The book, which was written by Viktor Frankl in nine days and published in 1946, had sold more than 10 million copies in 24 languages at the time of Frankl’s death in 1997. His theory, known as ‘logotherapy’, from the Greek word logos (meaning ‘reason’ or ‘meaning’) believes that our primary drive in life is not pleasure, but the identifying and visualizing of what we each find personally meaningful. In the memoir, Frankl says, “What was really needed was a fundamental change in our attitude toward life. We had to learn ourselves and, furthermore, we had to teach the despairing men, that it did not really matter what we expected from life, but rather what life expected from us.”
Peirce is also known for directing the 2013 Carrie remake starring Julianne Moore and Chloë Grace Moretz, and the 2008 war drama Stop-Loss with Joseph Gordon-Levitt and Ryan Phillippe.

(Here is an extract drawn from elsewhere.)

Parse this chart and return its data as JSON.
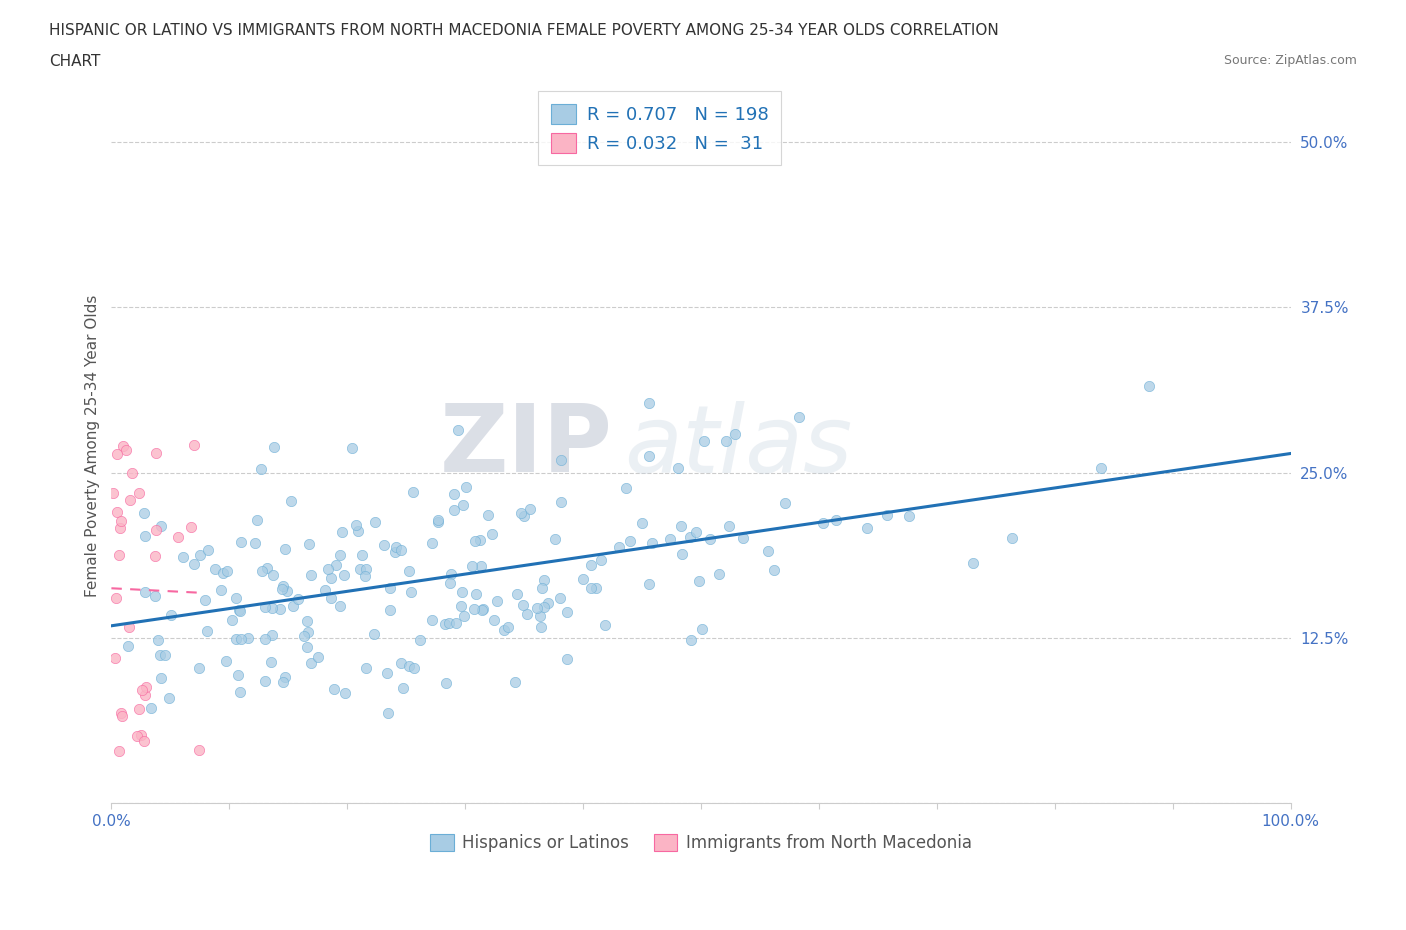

Straight Up Films founders/producers Marisa Polvino and Kate Cohen will produce this new film, with Kevin Hall from the Frankl estate. Polvinio and Cohen have said in regards of the film,
This is a memoir that has actually changed lives, including ours, and has impacted generations in the way we look at the world and how we navigate its sometimes treacherous pathways.